Humility may be alien in contemporary American life, but it is necessary for our respecting tradition and ourselves as saplings in need of guidance from baobabs, redwoods, and oaks. Reading all of Jeffers’ poems in My Blackness is the Beauty of This Land (1970), When I Know the Power of My Black Hand, O Africa Where I Baked My Bread (1977) and Grandsire (1979) is a rewarding use of time. We learn to locate ourselves in human history. We learn that direct confrontation and battle with language is more valuable than intimacy with clichés.

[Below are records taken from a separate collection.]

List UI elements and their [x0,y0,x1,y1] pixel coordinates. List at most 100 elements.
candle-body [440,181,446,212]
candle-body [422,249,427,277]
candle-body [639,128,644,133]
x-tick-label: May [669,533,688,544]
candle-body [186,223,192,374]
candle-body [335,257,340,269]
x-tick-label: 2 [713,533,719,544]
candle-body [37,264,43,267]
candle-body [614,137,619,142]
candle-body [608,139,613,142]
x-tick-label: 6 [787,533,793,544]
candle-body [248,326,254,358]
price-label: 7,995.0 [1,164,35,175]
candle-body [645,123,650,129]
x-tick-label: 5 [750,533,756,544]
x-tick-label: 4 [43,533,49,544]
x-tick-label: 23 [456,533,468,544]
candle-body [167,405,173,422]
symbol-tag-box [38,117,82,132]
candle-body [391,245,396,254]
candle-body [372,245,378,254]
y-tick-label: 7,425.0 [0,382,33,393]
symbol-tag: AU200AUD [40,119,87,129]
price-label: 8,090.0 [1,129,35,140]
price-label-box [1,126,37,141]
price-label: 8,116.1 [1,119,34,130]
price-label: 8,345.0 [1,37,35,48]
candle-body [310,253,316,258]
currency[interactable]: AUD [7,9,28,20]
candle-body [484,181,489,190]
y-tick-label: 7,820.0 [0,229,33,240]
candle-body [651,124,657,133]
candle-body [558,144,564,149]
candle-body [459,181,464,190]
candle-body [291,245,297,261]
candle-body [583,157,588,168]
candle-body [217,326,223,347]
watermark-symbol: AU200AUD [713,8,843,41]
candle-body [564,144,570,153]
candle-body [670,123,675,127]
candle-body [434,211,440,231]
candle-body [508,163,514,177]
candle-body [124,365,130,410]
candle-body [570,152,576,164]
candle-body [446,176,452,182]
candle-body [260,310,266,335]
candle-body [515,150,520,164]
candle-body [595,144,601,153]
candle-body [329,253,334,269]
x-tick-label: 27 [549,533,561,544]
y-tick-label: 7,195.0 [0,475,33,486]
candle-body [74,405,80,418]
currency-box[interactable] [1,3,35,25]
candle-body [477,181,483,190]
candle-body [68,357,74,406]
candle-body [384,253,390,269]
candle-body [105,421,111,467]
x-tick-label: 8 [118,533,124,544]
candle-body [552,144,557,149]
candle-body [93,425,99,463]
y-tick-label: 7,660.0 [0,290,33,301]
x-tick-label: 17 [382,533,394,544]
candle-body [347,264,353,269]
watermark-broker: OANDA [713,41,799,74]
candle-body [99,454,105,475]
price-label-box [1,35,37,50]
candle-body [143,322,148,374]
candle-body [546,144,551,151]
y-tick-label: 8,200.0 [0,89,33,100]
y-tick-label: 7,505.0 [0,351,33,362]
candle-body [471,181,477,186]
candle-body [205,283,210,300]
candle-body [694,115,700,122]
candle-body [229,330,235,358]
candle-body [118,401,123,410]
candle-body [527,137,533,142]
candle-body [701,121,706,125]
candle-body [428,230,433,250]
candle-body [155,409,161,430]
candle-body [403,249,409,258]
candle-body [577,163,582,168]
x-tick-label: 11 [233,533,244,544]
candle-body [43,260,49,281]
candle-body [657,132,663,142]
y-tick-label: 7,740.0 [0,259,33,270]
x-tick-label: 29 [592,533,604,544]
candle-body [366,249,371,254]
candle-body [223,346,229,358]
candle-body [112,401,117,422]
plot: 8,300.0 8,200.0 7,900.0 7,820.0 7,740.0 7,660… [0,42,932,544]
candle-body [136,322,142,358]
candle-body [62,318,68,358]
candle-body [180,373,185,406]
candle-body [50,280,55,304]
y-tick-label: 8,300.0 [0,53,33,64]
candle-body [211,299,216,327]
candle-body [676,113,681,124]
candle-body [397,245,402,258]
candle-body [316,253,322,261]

Jeffers used rhyme with discretion, but he maximized repetition of parts to intensify the “epic line” American poets have inherited from Walt Whitman. The epic line projected Jeffers’ passionate attention to small things and big events in historical experiences. Surreal phrasing is a typical feature in his work, a feature that also flavors the poetry of Bob Kaufman. Consider Jeffers’ “in the sea the anchor of your/ soul rushes to the surface on flying fish’s wings” or “The hawk is slavery still alive in me/ my testicles afloat in cotton field.” How many blues songs swam through his mind when he wrote “My own flesh has been nailed so strait/ I’ve been forgot by my own genius”? Exploration of Jeffers’ poetic landscape yields moments of technical brilliance, moments that challenge us to find our own wordpaths to similar achievements. We must know what the ancient rain can bring.
When I ended “Second April Poem (for Lance Jeffers)” with the lines
People who want to be
the alpha and omega
ought to take lessons
from my friend Lance
who made morality a verb.
I thought of how Old Testament his prophecy was. He was unashamed in testifying about the evil and the good in human beings. He had conviction and character. He was willing to predict that a male poet “will explore the unexplored continent of himself and his people, will seek out the hidden caves and springs of beauty and hell, will seek out the hell and the complexity within his bones and within the viscera of his people” (“The Death of the Defensive Posture,” 259). These thundering words come from his seminal essay in The Black Seventies (Boston: Porter Sargent, 1970), edited by Floyd B. Barbour. His referring us to land masses and body parts is indicative of his “scientific” posture with regard to discovering truths about humanity. References to geography and anatomy recur in his poems; they reinforce the sense of greatness or grandeur. His aesthetic is grounded in humanistic, pre-Black Arts assumptions about the human condition, but his poetics is grounded in relentless investigation of what the human condition is from the vantage of Blackness. His “humanistic” response to writing as a way of knowing was an effort to balance logic with sensual saturation. His writing is a fine example of how universally inseparable are art and ethos.
From reading Lance Jeffers, not once but many times, we may learn the value of disciplined uses of language, of exorcising demons that seek to persuade us that we have no obligations as poets to our biological and literary ancestors and descendents. Truth be told, we can learn to write well from many poets other than Lance Jeffers. Whether they can teach us as well as his works can the validating beauty of writing toward balance is a matter for contemplation.